[Date Prev][Date Next][Thread Prev][Thread Next][Date Index][Thread Index]
Re: [Qemu-devel] [PATCH] ioapic: allow buggy guests mishandling level-tr
From: |
Liran Alon |
Subject: |
Re: [Qemu-devel] [PATCH] ioapic: allow buggy guests mishandling level-triggered interrupts to make progress |
Date: |
Mon, 1 Apr 2019 20:37:33 +0300 |
> On 1 Apr 2019, at 20:28, Vitaly Kuznetsov <address@hidden> wrote:
>
> Liran Alon <address@hidden> writes:
>
>>> On 1 Apr 2019, at 18:58, Vitaly Kuznetsov <address@hidden> wrote:
>>>
>>> Liran Alon <address@hidden> writes:
>>>
>>>>> On 1 Apr 2019, at 16:36, Vitaly Kuznetsov <address@hidden> wrote:
>>>>>
>>>>> It was found that Hyper-V 2016 on KVM in some configurations (q35 machine
>>>>> +
>>>>> piix4-usb-uhci) hangs on boot. Trace analysis led us to the conclusion
>>>>> that
>>>>> it is mishandling level-triggered interrupt performing EOI without fixing
>>>>> the root cause.
>>>>
>>>> I would rephrase as:
>>>> It was found that Hyper-V 2016 on KVM in some configurations (q35 machine
>>>> + piix4-usb-uhci) hangs on boot.
>>>> Root-cause was that one of Hyper-V level-triggered interrupt handler
>>>> performs EOI before fixing the root-cause.
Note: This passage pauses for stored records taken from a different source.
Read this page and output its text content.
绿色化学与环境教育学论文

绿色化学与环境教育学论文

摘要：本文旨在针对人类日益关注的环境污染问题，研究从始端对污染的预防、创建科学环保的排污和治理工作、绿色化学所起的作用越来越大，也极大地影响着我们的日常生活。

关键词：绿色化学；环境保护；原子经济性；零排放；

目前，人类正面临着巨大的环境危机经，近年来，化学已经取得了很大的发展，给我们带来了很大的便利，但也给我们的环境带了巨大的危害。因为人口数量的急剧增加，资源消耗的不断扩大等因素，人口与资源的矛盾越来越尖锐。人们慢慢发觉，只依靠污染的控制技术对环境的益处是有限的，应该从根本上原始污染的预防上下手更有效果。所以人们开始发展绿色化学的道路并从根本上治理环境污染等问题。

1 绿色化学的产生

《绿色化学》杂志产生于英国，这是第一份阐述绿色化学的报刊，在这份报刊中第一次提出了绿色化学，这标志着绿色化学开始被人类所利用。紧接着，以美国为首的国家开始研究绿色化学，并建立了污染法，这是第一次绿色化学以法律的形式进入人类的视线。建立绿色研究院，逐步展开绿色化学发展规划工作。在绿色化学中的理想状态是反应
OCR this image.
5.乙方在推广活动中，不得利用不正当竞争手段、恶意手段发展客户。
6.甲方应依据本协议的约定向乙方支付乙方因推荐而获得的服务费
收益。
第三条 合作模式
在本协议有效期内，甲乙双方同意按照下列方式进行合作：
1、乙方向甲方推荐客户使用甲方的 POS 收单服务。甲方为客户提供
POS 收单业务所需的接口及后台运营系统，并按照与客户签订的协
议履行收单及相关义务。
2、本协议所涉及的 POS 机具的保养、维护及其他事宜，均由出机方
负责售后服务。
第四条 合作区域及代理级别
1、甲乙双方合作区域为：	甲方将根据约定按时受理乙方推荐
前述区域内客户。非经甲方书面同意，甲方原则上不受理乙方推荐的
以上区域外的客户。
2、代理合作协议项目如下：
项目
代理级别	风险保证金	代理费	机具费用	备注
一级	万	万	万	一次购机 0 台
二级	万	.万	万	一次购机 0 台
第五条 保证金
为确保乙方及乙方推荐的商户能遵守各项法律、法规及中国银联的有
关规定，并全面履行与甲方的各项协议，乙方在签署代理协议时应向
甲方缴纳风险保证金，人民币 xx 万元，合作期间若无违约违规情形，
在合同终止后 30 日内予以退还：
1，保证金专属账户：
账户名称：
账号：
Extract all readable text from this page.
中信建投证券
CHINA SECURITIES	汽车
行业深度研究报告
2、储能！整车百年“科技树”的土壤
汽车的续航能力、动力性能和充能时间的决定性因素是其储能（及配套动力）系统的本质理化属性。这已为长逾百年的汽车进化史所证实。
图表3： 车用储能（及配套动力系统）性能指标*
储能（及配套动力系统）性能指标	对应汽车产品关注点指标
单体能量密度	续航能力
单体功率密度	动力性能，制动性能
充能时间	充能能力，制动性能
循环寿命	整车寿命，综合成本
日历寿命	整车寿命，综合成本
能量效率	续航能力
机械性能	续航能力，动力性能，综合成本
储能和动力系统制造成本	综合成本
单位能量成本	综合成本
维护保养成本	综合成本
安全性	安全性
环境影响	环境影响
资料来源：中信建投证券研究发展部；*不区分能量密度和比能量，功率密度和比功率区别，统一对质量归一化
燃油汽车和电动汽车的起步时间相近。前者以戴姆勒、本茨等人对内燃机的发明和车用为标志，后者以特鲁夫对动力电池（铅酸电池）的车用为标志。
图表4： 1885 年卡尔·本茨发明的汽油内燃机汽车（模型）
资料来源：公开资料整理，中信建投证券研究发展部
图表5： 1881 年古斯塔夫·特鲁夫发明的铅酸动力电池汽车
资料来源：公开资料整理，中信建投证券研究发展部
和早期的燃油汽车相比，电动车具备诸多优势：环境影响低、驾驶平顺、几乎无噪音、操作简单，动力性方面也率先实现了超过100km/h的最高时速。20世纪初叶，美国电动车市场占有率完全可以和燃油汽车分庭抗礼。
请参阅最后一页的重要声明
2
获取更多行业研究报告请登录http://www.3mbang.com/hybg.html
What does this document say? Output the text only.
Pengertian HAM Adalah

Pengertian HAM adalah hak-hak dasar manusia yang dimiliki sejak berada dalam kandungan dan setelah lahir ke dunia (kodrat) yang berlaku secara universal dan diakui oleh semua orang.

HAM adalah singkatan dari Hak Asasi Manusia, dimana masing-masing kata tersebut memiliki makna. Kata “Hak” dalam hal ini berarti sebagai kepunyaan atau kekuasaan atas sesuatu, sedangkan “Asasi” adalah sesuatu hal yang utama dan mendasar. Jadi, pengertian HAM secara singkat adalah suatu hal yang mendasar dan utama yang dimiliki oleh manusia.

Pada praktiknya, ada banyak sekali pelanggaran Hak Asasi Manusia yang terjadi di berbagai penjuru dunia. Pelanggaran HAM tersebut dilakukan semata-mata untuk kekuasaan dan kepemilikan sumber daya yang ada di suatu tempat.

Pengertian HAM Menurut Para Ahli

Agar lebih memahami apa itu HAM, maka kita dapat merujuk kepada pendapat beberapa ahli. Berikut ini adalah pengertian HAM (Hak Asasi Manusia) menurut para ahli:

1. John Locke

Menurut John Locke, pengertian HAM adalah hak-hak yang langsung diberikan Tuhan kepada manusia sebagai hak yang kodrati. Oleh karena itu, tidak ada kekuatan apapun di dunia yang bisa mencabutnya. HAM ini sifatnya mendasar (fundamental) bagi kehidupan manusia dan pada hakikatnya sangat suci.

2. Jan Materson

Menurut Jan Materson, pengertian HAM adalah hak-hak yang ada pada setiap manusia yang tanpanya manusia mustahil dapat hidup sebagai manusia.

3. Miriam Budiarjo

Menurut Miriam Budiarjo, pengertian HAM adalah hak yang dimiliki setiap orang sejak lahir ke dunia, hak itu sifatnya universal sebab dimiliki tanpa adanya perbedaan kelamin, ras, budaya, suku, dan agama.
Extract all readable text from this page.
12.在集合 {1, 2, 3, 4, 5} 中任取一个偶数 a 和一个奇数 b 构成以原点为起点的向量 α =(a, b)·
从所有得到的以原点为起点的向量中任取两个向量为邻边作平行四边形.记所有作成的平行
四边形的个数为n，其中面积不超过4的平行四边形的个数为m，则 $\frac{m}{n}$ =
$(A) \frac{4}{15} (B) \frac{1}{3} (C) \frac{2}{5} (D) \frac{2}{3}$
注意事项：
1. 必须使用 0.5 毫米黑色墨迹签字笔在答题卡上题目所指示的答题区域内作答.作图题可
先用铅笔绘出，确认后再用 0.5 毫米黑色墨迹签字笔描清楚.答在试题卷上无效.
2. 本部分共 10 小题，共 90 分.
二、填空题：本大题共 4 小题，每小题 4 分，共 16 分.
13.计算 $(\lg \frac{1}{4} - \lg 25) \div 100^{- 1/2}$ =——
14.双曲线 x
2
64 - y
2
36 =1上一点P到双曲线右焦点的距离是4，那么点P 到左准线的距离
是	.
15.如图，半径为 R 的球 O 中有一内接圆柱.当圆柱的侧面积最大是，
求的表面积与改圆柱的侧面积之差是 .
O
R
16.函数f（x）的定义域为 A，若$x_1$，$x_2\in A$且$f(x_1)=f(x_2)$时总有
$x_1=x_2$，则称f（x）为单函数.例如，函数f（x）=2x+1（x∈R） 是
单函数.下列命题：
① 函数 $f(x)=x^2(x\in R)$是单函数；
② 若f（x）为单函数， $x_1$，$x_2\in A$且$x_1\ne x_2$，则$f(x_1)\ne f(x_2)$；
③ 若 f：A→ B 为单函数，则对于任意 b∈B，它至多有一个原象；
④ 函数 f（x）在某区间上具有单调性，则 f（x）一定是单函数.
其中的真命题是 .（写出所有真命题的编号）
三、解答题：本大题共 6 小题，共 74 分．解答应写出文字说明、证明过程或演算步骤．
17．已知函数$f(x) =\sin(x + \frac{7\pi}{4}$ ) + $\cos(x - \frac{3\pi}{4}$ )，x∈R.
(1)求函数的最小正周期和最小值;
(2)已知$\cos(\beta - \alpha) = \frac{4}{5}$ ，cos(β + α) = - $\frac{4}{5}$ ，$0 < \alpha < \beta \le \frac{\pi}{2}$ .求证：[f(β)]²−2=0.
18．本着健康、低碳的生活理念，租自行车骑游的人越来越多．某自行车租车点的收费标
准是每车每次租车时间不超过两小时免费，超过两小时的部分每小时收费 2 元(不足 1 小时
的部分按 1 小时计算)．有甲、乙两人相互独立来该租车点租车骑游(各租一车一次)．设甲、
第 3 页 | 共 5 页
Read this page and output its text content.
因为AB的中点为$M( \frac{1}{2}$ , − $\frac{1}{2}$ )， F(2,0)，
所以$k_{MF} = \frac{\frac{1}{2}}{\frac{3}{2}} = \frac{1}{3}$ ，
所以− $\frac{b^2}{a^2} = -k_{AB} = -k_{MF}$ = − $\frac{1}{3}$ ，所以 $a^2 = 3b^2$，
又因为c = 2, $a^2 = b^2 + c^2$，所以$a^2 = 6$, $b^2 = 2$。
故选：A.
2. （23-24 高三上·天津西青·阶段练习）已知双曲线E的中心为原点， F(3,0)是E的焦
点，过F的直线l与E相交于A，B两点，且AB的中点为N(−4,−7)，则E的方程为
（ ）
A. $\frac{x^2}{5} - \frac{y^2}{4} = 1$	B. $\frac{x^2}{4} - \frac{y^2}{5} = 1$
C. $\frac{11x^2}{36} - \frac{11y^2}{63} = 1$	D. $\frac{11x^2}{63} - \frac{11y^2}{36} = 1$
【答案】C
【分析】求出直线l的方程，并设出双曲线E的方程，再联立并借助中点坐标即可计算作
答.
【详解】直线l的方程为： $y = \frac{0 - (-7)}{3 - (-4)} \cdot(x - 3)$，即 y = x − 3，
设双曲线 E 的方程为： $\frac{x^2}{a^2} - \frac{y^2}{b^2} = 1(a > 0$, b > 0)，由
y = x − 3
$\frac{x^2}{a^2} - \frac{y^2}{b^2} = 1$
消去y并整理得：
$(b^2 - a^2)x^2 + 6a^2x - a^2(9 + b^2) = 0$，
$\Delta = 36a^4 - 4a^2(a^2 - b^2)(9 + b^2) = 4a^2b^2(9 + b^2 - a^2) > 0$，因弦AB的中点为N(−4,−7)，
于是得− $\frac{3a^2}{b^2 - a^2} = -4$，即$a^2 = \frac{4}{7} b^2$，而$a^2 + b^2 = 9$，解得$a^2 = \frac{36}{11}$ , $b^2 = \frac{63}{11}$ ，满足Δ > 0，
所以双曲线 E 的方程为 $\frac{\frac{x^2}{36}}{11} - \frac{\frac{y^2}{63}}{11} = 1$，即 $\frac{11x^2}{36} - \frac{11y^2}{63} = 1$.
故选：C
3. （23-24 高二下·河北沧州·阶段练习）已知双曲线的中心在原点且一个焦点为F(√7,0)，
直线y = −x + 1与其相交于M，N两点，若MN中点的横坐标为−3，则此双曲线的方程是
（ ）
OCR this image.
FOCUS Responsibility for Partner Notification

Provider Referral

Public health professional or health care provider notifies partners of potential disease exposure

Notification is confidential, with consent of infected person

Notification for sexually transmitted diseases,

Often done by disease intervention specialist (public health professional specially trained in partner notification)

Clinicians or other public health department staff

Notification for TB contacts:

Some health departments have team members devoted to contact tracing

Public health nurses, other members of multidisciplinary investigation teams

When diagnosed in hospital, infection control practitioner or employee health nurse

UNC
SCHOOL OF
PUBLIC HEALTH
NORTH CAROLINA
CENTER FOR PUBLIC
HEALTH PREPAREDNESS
>>>> This results in IOAPIC keep re-raising the level-triggered interrupt
>>>> after EOI because irq-line remains asserted.
>>>
>>> Ok, thanks for the suggestion.
>>>
>>>>
>>>>> This causes immediate re-assertion and L2 VM (which is
>>>>> supposedly expected to fix the cause of the interrupt) is not making any
>>>>> progress.
>>>>
>>>> I don’t know why you assume this.
>>>> From the trace we have examined, it seems that the EOI is performed by
>>>> Hyper-V and not it’s guest
>>>> This means that the handler for this level-triggered interrupt is on
>>>> Hyper-V and not it’s guest.
>>>
>>> If you let it run (with e.g. this patch or by setting preemtion timer >
>>> 0) you'll see that MMIO write fixing the cause of the interrupt is
>>> happening from L2:
>>>
>>> (qemu) info pci:
>>>
>>> Bus 0, device 4, function 0:
>>> USB controller: PCI device 8086:7112
>>> PCI subsystem 1af4:1100
>>> IRQ 23.
>>> BAR4: I/O at 0x6060 [0x607f].
>>> id ""
>>>
>>> ...
>>> 538597.212494: kvm_exit: reason VMRESUME rip 0xfffff80004250115
>>> info 0 0
>>> 538597.212499: kvm_entry: vcpu 0
>>> 538597.212506: kvm_exit: reason IO_INSTRUCTION rip
>>> 0xfffff80e02ac6a27 info 60620009 0
>>> 538597.212507: kvm_nested_vmexit: rip fffff80e02ac6a27 reason
>>> IO_INSTRUCTION info1 60620009 info2 0 int_info 0 int_info_err 0
>>> 538597.212509: kvm_fpu: unload
>>> 538597.212511: kvm_userspace_exit: reason KVM_EXIT_IO (2)
>>> 538597.212516: kvm_fpu: load
>>> 538597.212518: kvm_pio: pio_read at 0x6062 size 2 count 1 val
>>> 0x1
>>> 538597.212519: kvm_entry: vcpu 0
>>> 538597.212523: kvm_exit: reason IO_INSTRUCTION rip
>>> 0xfffff80e02ac6a61 info 60640009 0
>>> 538597.212523: kvm_nested_vmexit: rip fffff80e02ac6a61 reason
>>> IO_INSTRUCTION info1 60640009 info2 0 int_info 0 int_info_err 0
>>> 538597.212524: kvm_fpu: unload
>>> 538597.212525: kvm_userspace_exit: reason KVM_EXIT_IO (2)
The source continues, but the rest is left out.